Reprenons la question initiale qui se fait ici objection. Peut-on donner par excès ? Est-il possible que ce qui est bon en soi, de par son essence même, le don aimant, se pervertisse et devienne mauvais ? Déjà dans le cas du burn-out par prétendu excès de générosité, le problème ne vient pas de ce que la personne a trop donné, mais de ce qu’elle a mal donné. Le remède souvent proposé : « sois plus égoïste et moins altruiste », temporairement vrai s’avère délétère sur le long terme, et pire que le mal. La juste attitude consiste désormais non pas à moins aimer, mais à mieux aimer, précisément à consentir à recevoir avec une joyeuse gratitude avant de donner dans une réelle gratuité.

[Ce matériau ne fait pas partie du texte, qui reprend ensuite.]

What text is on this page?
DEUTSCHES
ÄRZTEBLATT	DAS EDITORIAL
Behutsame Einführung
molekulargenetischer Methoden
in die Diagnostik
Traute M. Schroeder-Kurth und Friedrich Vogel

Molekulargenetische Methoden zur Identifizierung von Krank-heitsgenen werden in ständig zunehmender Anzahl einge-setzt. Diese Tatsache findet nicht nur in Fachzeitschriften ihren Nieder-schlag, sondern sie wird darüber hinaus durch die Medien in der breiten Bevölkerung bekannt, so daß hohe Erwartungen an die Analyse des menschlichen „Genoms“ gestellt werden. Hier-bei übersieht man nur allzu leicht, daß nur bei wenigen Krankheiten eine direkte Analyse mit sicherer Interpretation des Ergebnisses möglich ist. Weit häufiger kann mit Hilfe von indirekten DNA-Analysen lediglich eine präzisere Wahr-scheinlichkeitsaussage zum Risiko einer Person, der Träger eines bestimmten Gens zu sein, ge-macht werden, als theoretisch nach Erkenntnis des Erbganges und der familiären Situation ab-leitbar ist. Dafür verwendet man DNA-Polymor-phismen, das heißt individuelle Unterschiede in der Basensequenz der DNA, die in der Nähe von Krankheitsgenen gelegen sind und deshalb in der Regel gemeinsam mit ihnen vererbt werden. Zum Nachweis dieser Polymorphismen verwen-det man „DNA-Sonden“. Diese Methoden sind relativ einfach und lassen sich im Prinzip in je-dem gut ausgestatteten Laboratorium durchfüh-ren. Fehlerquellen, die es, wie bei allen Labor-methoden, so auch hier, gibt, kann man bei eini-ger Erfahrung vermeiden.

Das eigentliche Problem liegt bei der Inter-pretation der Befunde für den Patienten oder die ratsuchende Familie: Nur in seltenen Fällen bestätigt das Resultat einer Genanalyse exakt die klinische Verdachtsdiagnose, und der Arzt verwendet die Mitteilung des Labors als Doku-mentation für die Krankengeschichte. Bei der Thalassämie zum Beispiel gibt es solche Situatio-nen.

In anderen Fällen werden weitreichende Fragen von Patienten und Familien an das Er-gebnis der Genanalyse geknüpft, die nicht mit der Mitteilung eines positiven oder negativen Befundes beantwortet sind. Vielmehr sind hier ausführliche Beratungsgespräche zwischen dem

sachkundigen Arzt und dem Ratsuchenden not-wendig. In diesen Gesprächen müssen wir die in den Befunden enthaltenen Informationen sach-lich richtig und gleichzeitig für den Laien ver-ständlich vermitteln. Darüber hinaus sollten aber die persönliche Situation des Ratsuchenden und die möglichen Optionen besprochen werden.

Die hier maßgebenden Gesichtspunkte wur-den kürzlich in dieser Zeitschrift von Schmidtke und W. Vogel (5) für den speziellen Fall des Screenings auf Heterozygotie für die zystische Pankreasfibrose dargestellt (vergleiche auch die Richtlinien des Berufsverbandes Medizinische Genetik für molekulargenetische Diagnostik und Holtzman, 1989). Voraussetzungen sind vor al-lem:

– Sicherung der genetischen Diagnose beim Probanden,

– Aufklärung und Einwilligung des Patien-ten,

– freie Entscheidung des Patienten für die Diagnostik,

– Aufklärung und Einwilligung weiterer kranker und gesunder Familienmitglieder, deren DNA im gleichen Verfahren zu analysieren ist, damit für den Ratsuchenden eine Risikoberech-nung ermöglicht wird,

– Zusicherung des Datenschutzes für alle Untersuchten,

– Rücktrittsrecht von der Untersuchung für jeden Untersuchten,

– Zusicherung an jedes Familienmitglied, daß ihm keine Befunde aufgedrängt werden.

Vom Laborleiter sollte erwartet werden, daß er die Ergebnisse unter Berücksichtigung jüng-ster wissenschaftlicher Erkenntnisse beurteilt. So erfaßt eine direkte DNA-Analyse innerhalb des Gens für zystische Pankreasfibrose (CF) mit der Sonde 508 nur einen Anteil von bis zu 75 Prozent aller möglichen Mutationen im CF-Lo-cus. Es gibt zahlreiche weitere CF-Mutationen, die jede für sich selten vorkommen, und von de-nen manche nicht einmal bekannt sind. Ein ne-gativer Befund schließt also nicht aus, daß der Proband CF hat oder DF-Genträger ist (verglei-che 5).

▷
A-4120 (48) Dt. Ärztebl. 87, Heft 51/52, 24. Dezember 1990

De même, dans la seconde figure « pathologique » décrite par Simone Weil, le problème ne vient pas de ce que la personne a donné, mais de ce qu’elle a donné, au sens le plus strict de l’expression, à « contre-cœur ». Certes, la raison avancée est la pression exercée par l’entourage familial et la contrainte opérée par le devoir de défendre son pays. Mais cette pression annule-t-elle toute responsabilité ? L’affirmer est sombrer dans la victimisation ; s’y refuser, c’est consentir à ce qui est, pour ensuite consentir à celui que nous sommes appelés à aimer, autrui ou notre pays. Nous ne sommes pas responsables de ce qui arrive au dehors de nous et ne dépend pas de nous, mais nous sommes responsables de ce que nous en faisons en nous. Qu’un proche tombe malade ou que notre pays soit en guerre, nous ne le décidons certes pas. En revanche, il nous appartient de dire « oui » à la réalité et de servir les personnes, individuelles ou collectives.

Pascal Ide

[1] Telle est la thèse de Pascal Ide, Le burnout. Une maladie du don, Paris, L’Emmanuel et Quasar, 2015.

[2] Simone Weil, L’enracinement, dans Œuvres, éd. Florence de Lussy, coll. « Quarto », Paris, Gallimard, 1999, p. 1106.

[3] Louis-Ferdinand Céline, Voyage au bout de la nuit, coll. « Folio », Paris, Gallimard, 1972, p. 85.

[4] Sur l’amer, cf. le dernier ouvrage de Cynthia Fleury, dont le diagnostic est aussi intéressant que le remède est décevant, Ci-gît l’amer. Guérir du ressentiment, Paris, Gallimard, 2020.